I bandi Prin del Miur (ministero dell’Istruzione Università e Ricerca) sono bandi che finanziano la ricerca fondamentale, sia scientifica che umanistica, incentrata su attività delle Università italiane. Fino ad oggi sono stati finanziati pochissimo e inoltre con un costante trend in calo. Nel 2004 i bandi Prin erogavano circa 130 milioni di euro che poi sono andati scemando fino ad essere impalpabili.

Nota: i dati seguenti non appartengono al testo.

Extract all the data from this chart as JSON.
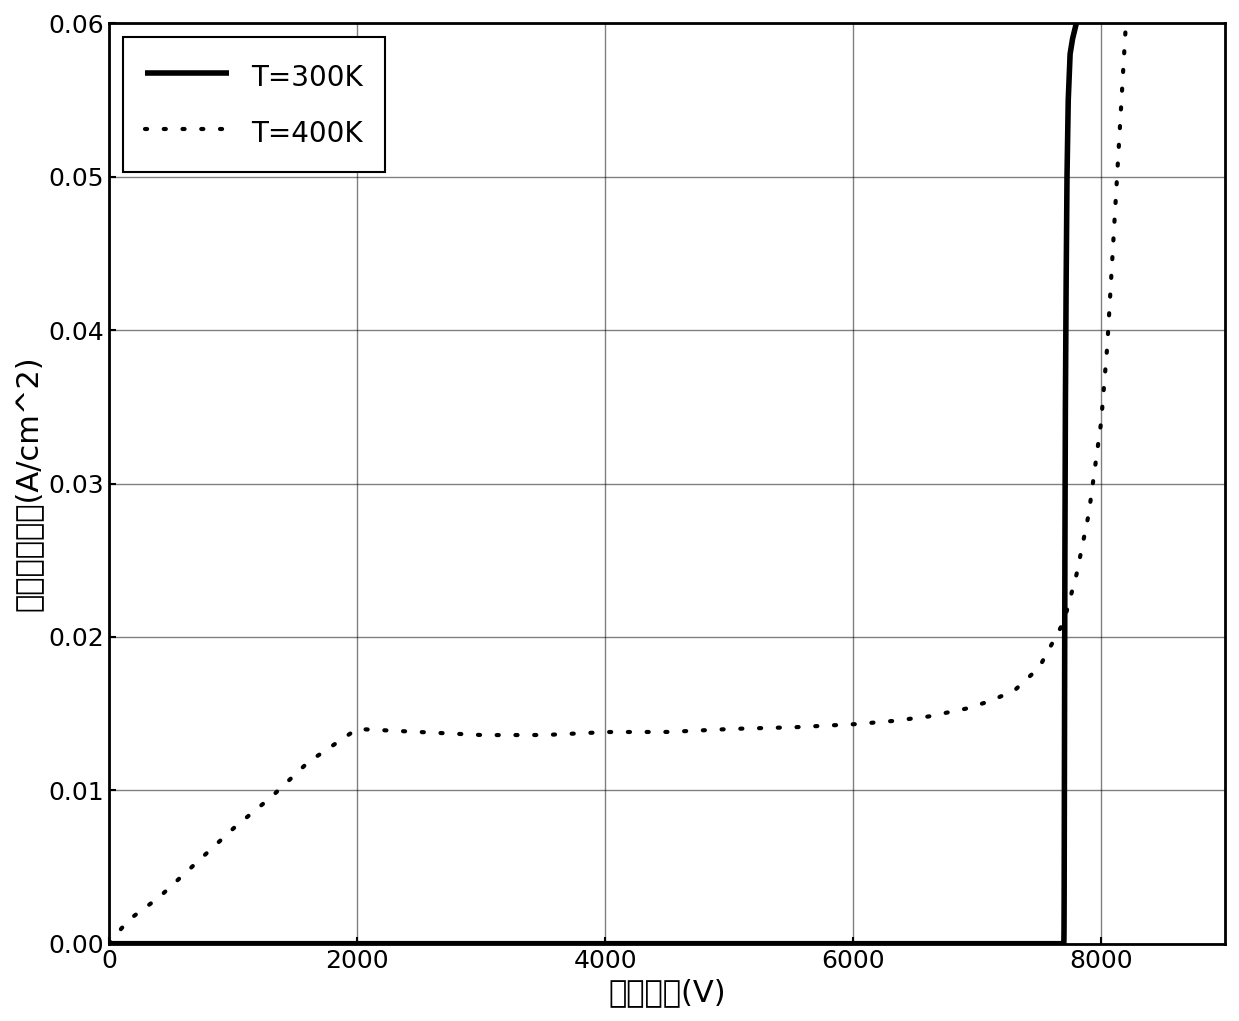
{
  "xlabel": "阳极电压(V)",
  "ylabel": "阳极电流密度(A/cm^2)",
  "xlim": [
    0,
    9000
  ],
  "ylim": [
    0,
    0.06
  ],
  "xticks": [
    0,
    2000,
    4000,
    6000,
    8000
  ],
  "yticks": [
    0.0,
    0.01,
    0.02,
    0.03,
    0.04,
    0.05,
    0.06
  ],
  "legend_300K": "T=300K",
  "legend_400K": "T=400K",
  "line_color": "#000000",
  "background_color": "#ffffff",
  "figsize": [
    12.39,
    10.21
  ],
  "dpi": 100,
  "breakover_300K": 7700,
  "breakover_400K": 8050,
  "curve400K_x": [
    0,
    100,
    200,
    400,
    600,
    800,
    1000,
    1300,
    1600,
    2000,
    2500,
    3000,
    3500,
    4000,
    4500,
    5000,
    5500,
    6000,
    6300,
    6600,
    6900,
    7100,
    7300,
    7500,
    7600,
    7700,
    7800,
    7900,
    8000,
    8050,
    8100,
    8150,
    8200
  ],
  "curve400K_y": [
    0.0,
    0.001,
    0.0018,
    0.003,
    0.0045,
    0.006,
    0.0075,
    0.0095,
    0.0118,
    0.014,
    0.0138,
    0.0136,
    0.0136,
    0.0138,
    0.0138,
    0.014,
    0.0141,
    0.0143,
    0.0145,
    0.0148,
    0.0153,
    0.0158,
    0.0165,
    0.018,
    0.0195,
    0.021,
    0.024,
    0.028,
    0.034,
    0.039,
    0.046,
    0.053,
    0.06
  ]
}
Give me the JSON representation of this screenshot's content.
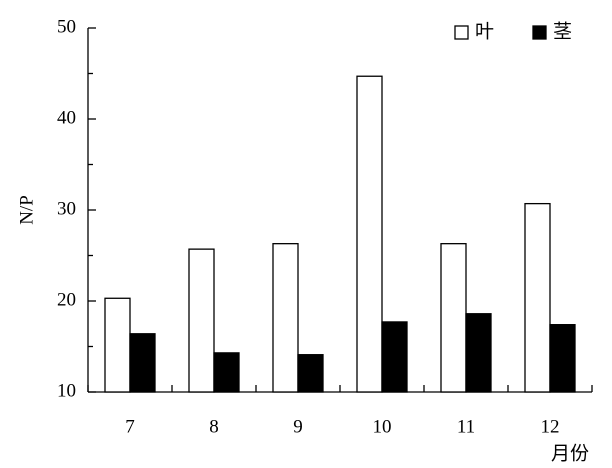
{
  "chart_data": {
    "type": "bar",
    "x_label": "月份",
    "y_label": "N/P",
    "categories": [
      "7",
      "8",
      "9",
      "10",
      "11",
      "12"
    ],
    "series": [
      {
        "name": "叶",
        "color": "#ffffff",
        "values": [
          20.3,
          25.7,
          26.3,
          44.7,
          26.3,
          30.7
        ]
      },
      {
        "name": "茎",
        "color": "#000000",
        "values": [
          16.4,
          14.3,
          14.1,
          17.7,
          18.6,
          17.4
        ]
      }
    ],
    "ylim": [
      10,
      50
    ],
    "yticks": [
      10,
      20,
      30,
      40,
      50
    ],
    "minor_yticks": [
      15,
      25,
      35,
      45
    ],
    "legend": "top-right"
  }
}
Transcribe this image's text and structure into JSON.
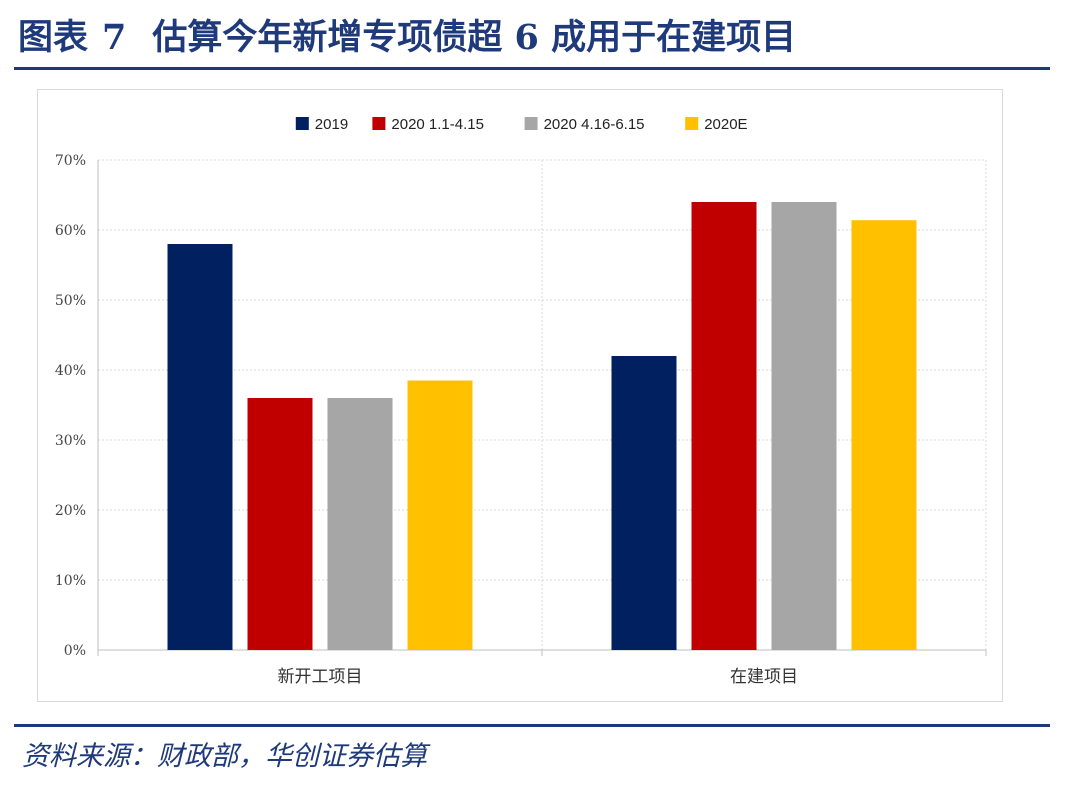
{
  "header": {
    "label": "图表",
    "number": "7",
    "title": "估算今年新增专项债超 6 成用于在建项目"
  },
  "footer": {
    "source": "资料来源：财政部，华创证券估算"
  },
  "colors": {
    "title": "#1f3a7a",
    "series": [
      "#002060",
      "#c00000",
      "#a6a6a6",
      "#ffc000"
    ]
  },
  "chart_data": {
    "type": "bar",
    "title": "",
    "xlabel": "",
    "ylabel": "",
    "categories": [
      "新开工项目",
      "在建项目"
    ],
    "series": [
      {
        "name": "2019",
        "values": [
          58,
          42
        ]
      },
      {
        "name": "2020 1.1-4.15",
        "values": [
          36,
          64
        ]
      },
      {
        "name": "2020 4.16-6.15",
        "values": [
          36,
          64
        ]
      },
      {
        "name": "2020E",
        "values": [
          38.5,
          61.4
        ]
      }
    ],
    "ylim": [
      0,
      70
    ],
    "yticks": [
      0,
      10,
      20,
      30,
      40,
      50,
      60,
      70
    ],
    "ytick_labels": [
      "0%",
      "10%",
      "20%",
      "30%",
      "40%",
      "50%",
      "60%",
      "70%"
    ],
    "grid": true,
    "legend_position": "top"
  }
}
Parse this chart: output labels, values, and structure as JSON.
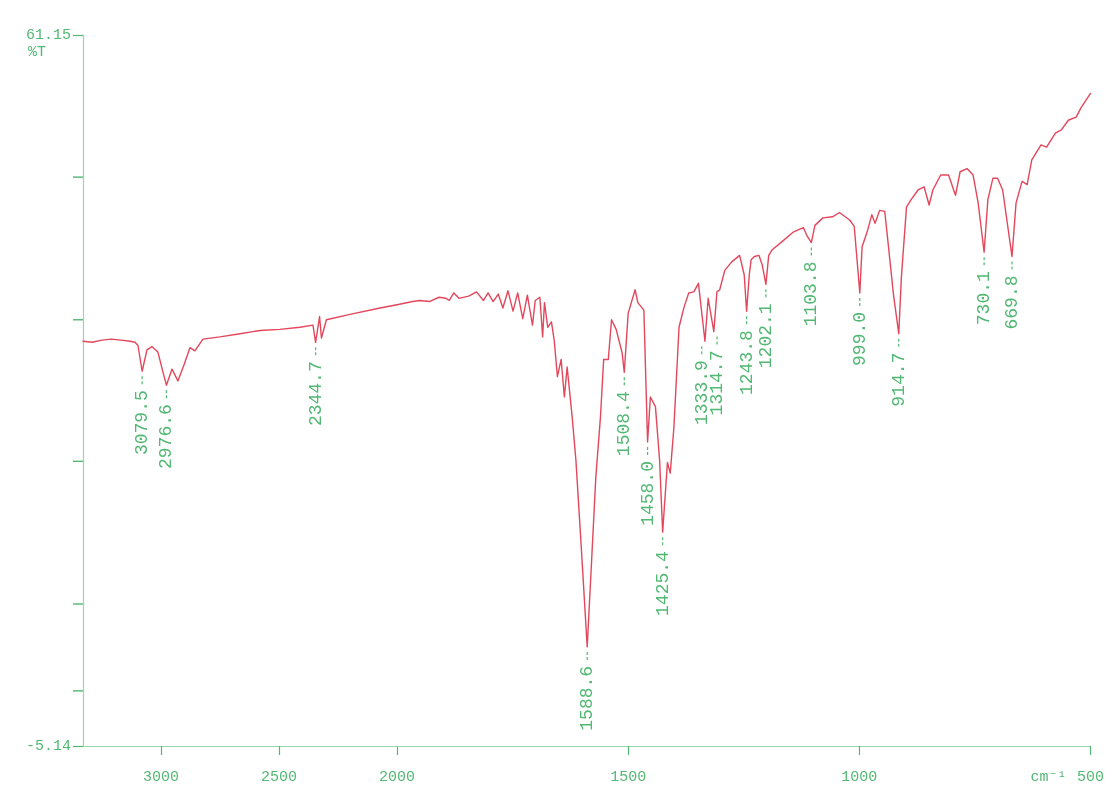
{
  "chart_data": [
    {
      "type": "line",
      "ylabel": "%T",
      "xlim": [
        3330,
        2000
      ],
      "xticks": [
        3000,
        2500,
        2000
      ],
      "ylim": [
        -5.14,
        61.15
      ],
      "yticks": [
        -5.14,
        {
          "value": 0,
          "label": null
        },
        {
          "value": 8.1,
          "label": null
        },
        {
          "value": 21.4,
          "label": null
        },
        {
          "value": 34.6,
          "label": null
        },
        {
          "value": 47.9,
          "label": null
        },
        61.15
      ],
      "x": [
        3330,
        3290,
        3250,
        3210,
        3170,
        3130,
        3110,
        3097,
        3079.5,
        3059,
        3038,
        3013,
        2991,
        2976.6,
        2953,
        2928,
        2902,
        2877,
        2856,
        2822,
        2750,
        2665,
        2580,
        2496,
        2411,
        2356,
        2344.7,
        2328,
        2320,
        2299,
        2199,
        2072,
        2000
      ],
      "series": [
        {
          "color": "#e2475c",
          "values": [
            32.6,
            32.5,
            32.7,
            32.8,
            32.7,
            32.6,
            32.5,
            32.2,
            29.8,
            31.8,
            32.1,
            31.6,
            29.7,
            28.5,
            30.0,
            28.9,
            30.4,
            32.0,
            31.7,
            32.8,
            33.0,
            33.3,
            33.6,
            33.7,
            33.9,
            34.1,
            32.5,
            34.9,
            32.9,
            34.6,
            35.1,
            35.7,
            36.0
          ]
        }
      ],
      "annotations": [
        {
          "text": "3079.5",
          "x": 3079.5,
          "y": 29.8
        },
        {
          "text": "2976.6",
          "x": 2976.6,
          "y": 28.5
        },
        {
          "text": "2344.7",
          "x": 2344.7,
          "y": 32.5
        }
      ]
    },
    {
      "type": "line",
      "xlabel": "cm⁻¹",
      "tick_labels": "x",
      "xlim": [
        2000,
        500
      ],
      "xticks": [
        1500,
        1000,
        500
      ],
      "ylim": [
        -5.14,
        61.15
      ],
      "x": [
        2000,
        1966,
        1951,
        1930,
        1909,
        1894,
        1887,
        1877,
        1866,
        1845,
        1828,
        1813,
        1803,
        1792,
        1781,
        1771,
        1760,
        1749,
        1739,
        1728,
        1718,
        1707,
        1701,
        1691,
        1685,
        1681,
        1674,
        1666,
        1660,
        1653,
        1645,
        1638,
        1632,
        1621,
        1613,
        1602,
        1588.6,
        1579,
        1570,
        1560,
        1553,
        1543,
        1536,
        1526,
        1513,
        1508.4,
        1500,
        1485,
        1479,
        1466,
        1462,
        1458.0,
        1452,
        1441,
        1432,
        1425.4,
        1415,
        1409,
        1401,
        1390,
        1379,
        1369,
        1358,
        1348,
        1333.9,
        1327,
        1314.7,
        1308,
        1302,
        1291,
        1276,
        1259,
        1249,
        1243.8,
        1238,
        1234,
        1227,
        1217,
        1210,
        1202.1,
        1196,
        1189,
        1164,
        1142,
        1121,
        1114,
        1103.8,
        1096,
        1079,
        1058,
        1043,
        1021,
        1011,
        999.0,
        994,
        983,
        973,
        966,
        956,
        945,
        934,
        926,
        914.7,
        909,
        898,
        888,
        873,
        860,
        849,
        841,
        824,
        807,
        792,
        782,
        767,
        754,
        743,
        730.1,
        722,
        711,
        701,
        690,
        669.8,
        661,
        648,
        637,
        627,
        607,
        595,
        576,
        563,
        548,
        531,
        520,
        500
      ],
      "series": [
        {
          "color": "#e2475c",
          "values": [
            36.0,
            36.3,
            36.4,
            36.3,
            36.7,
            36.6,
            36.4,
            37.1,
            36.6,
            36.8,
            37.2,
            36.4,
            37.1,
            36.3,
            37.0,
            35.7,
            37.3,
            35.4,
            37.1,
            34.7,
            36.9,
            34.1,
            36.4,
            36.7,
            33.0,
            36.2,
            33.9,
            34.4,
            32.7,
            29.3,
            30.9,
            27.4,
            30.2,
            25.5,
            21.5,
            13.8,
            4.1,
            12.2,
            19.9,
            25.5,
            30.9,
            30.9,
            34.6,
            33.7,
            31.5,
            29.7,
            35.2,
            37.4,
            36.2,
            35.5,
            29.3,
            23.2,
            27.4,
            26.5,
            21.5,
            14.8,
            21.3,
            20.3,
            24.6,
            33.9,
            35.8,
            37.1,
            37.2,
            38.0,
            32.6,
            36.6,
            33.5,
            37.2,
            37.4,
            39.2,
            40.0,
            40.6,
            38.8,
            35.4,
            38.8,
            40.2,
            40.5,
            40.6,
            39.7,
            37.9,
            40.6,
            41.1,
            42.0,
            42.8,
            43.2,
            42.5,
            41.8,
            43.4,
            44.1,
            44.2,
            44.6,
            43.9,
            43.3,
            37.1,
            41.4,
            42.8,
            44.4,
            43.6,
            44.8,
            44.7,
            40.2,
            36.9,
            33.3,
            38.6,
            45.1,
            45.8,
            46.7,
            47.0,
            45.3,
            46.7,
            48.1,
            48.1,
            46.2,
            48.4,
            48.7,
            48.1,
            45.5,
            40.9,
            45.8,
            47.8,
            47.8,
            46.7,
            40.5,
            45.5,
            47.5,
            47.2,
            49.5,
            50.9,
            50.7,
            52.0,
            52.3,
            53.2,
            53.5,
            54.4,
            55.7
          ]
        }
      ],
      "annotations": [
        {
          "text": "1588.6",
          "x": 1588.6,
          "y": 4.1
        },
        {
          "text": "1508.4",
          "x": 1508.4,
          "y": 29.7
        },
        {
          "text": "1458.0",
          "x": 1458.0,
          "y": 23.2
        },
        {
          "text": "1425.4",
          "x": 1425.4,
          "y": 14.8
        },
        {
          "text": "1333.9",
          "x": 1333.9,
          "y": 32.6
        },
        {
          "text": "1314.7",
          "x": 1314.7,
          "y": 33.5
        },
        {
          "text": "1243.8",
          "x": 1243.8,
          "y": 35.4
        },
        {
          "text": "1202.1",
          "x": 1202.1,
          "y": 37.9
        },
        {
          "text": "1103.8",
          "x": 1103.8,
          "y": 41.8
        },
        {
          "text": "999.0",
          "x": 999.0,
          "y": 37.1
        },
        {
          "text": "914.7",
          "x": 914.7,
          "y": 33.3
        },
        {
          "text": "730.1",
          "x": 730.1,
          "y": 40.9
        },
        {
          "text": "669.8",
          "x": 669.8,
          "y": 40.5
        }
      ]
    }
  ]
}
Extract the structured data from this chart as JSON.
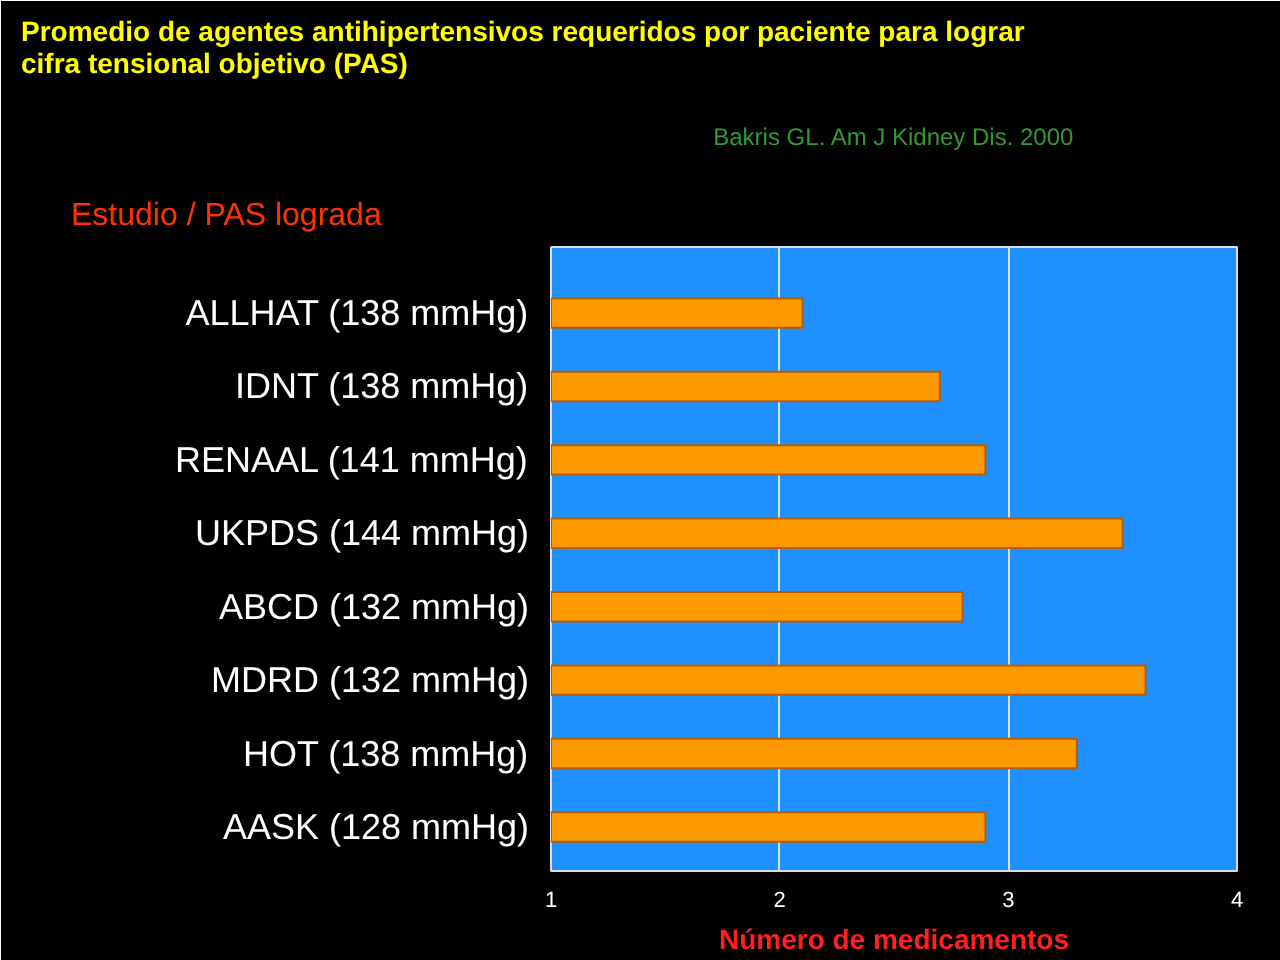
{
  "chart_data": {
    "type": "bar",
    "orientation": "horizontal",
    "title": "Promedio de agentes antihipertensivos requeridos por paciente para lograr cifra tensional objetivo (PAS)",
    "subtitle": "Bakris GL. Am J Kidney Dis. 2000",
    "annotations": [
      "Estudio / PAS lograda"
    ],
    "xlabel": "Número de medicamentos",
    "categories": [
      "ALLHAT (138 mmHg)",
      "IDNT (138 mmHg)",
      "RENAAL (141 mmHg)",
      "UKPDS (144 mmHg)",
      "ABCD (132 mmHg)",
      "MDRD (132 mmHg)",
      "HOT (138 mmHg)",
      "AASK (128 mmHg)"
    ],
    "values": [
      2.1,
      2.7,
      2.9,
      3.5,
      2.8,
      3.6,
      3.3,
      2.9
    ],
    "color": "#ff9900",
    "xlim": [
      1,
      4
    ],
    "xticks": [
      1,
      2,
      3,
      4
    ],
    "grid": "x"
  }
}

Nell’ultimo bando Prin, chiuso nel 2015, sono stati distribuiti 91 milioni di euro, ma solo perché si sono sommati i fondi di tre annualità: ossia i bandi Prin non solo valgono oggi circa 30 milioni di euro l’anno, ma inoltre sono anche episodici. Immaginate ora i temporali autunnali che cadono dopo l’interminabile siccità patita sia in primavera che in estate nelle regioni meridionali: provocano disastri e smottamenti. Il terreno riarso e brullo non trattiene le piogge (che spesso sono anche torrenziali) e così ecco frane e allagamenti. Anche il terreno dei laboratori di ricerca, prosciugato di fondi e con giovani generazioni a cui non si riesce a dare il minimo per sostenerli allo studio e alle ricerche, attende questi finanziamenti per sopravvivere.

Per queste ragioni i fondi per la ricerca hanno bisogno di essere erogati con tempi e scadenze certe e non decisi ogni volta con leggi di bilancio in maniera estemporanea.

Non a caso 250 dei 400 milioni derivano dai fondi accantonati dall’Iit (Istituto Italiano di Tecnologia) che viene finanziato tutti gli anni da 14 anni con circa 100 milioni di euro. Ogni anno quasi cento milioni. Non cambia, non varia, non dipende dalla maggioranza di governo. Tutti gli anni la stessa cifra. Nel caso dell’Iit i fondi in eccesso si sono andati accumulando negli anni: 430 milioni di euro in un conto presso la Banca d’Italia.

Oggi 250 di questi 430 milioni dormienti tornano a bagnare le bocche asciutte dei tanti ragazzi che stanno attraversando il deserto (di stipendi e di fondi per fare ricerca) nei nostri laboratori. Gli altri 150 milioni invece (per arrivare a 400) derivano da «pieghe di bilancio» come ci spiega la farmacologa e senatrice a vita Elena Cattaneo a suggello di una lunghissima ed aspra battaglia che ha condotto in maniera «ostinata e contraria» (citando Fabrizio De André) per recuperare fondi alla ricerca scientifica pubblica.

Pieghe di bilancio.

Non sapevo che un bilancio avesse delle pieghe, pensavo avesse delle pagine e delle tabelle, non delle pieghe. E poi, questo, ha delle pieghe piuttosto capienti!

Si deve sottolineare la scelta della ministra Fedeli di usare tali fondi per Ricerca e soprattutto per la ricerca di base, visto che tantissimi fondi (in testa i fondi Pon) finanziano soprattutto le aziende più che i laboratori di ricerca. Ossia in Italia si assiste al paradosso che invece di essere le imprese a finanziare la ricerca, sono i fondi comunitari e nazionali che finiscono per fare abbeverare le imprese allo stesso pozzo dove cerca di dissetarsi la ricerca italiana. Anzi per i fondi Pon ben il 70% finisce alle aziende e solo un misero 30% alla ricerca pubblica.

La scelta dalla ministra Fedeli è tanto più encomiabile perché avviene in un momento non proprio florido per l’intero Paese. Ma torniamo all’acqua, alle frane e agli allagamenti. Nessuno tema che i 400 milioni siano un’alluvione. La Francia eroga circa 500 milioni di euro l’anno tutti gli anni per la ricerca di base e tali fondi non includono la ricerca umanistica quindi sono circa 20 volte superiori ai fondi erogati con l’ultimo Prin. Nel Regno Unito il sistema è più complesso, ma i fondi annui sono 600 milioni di euro, ossia 24 volte più dell’ultimo Prin nazionale. Non si capisce ancora se questi 400 milioni finiranno in un solo bando, oppure se verranno spalmati su più anni (sì, perché i fondi in Italia si «spalmano»).

Per oggi ci accontentiamo di avere una boccata d’ossigeno, ma da domani si dovrà fare in modo da rendere strutturale questa buona notizia.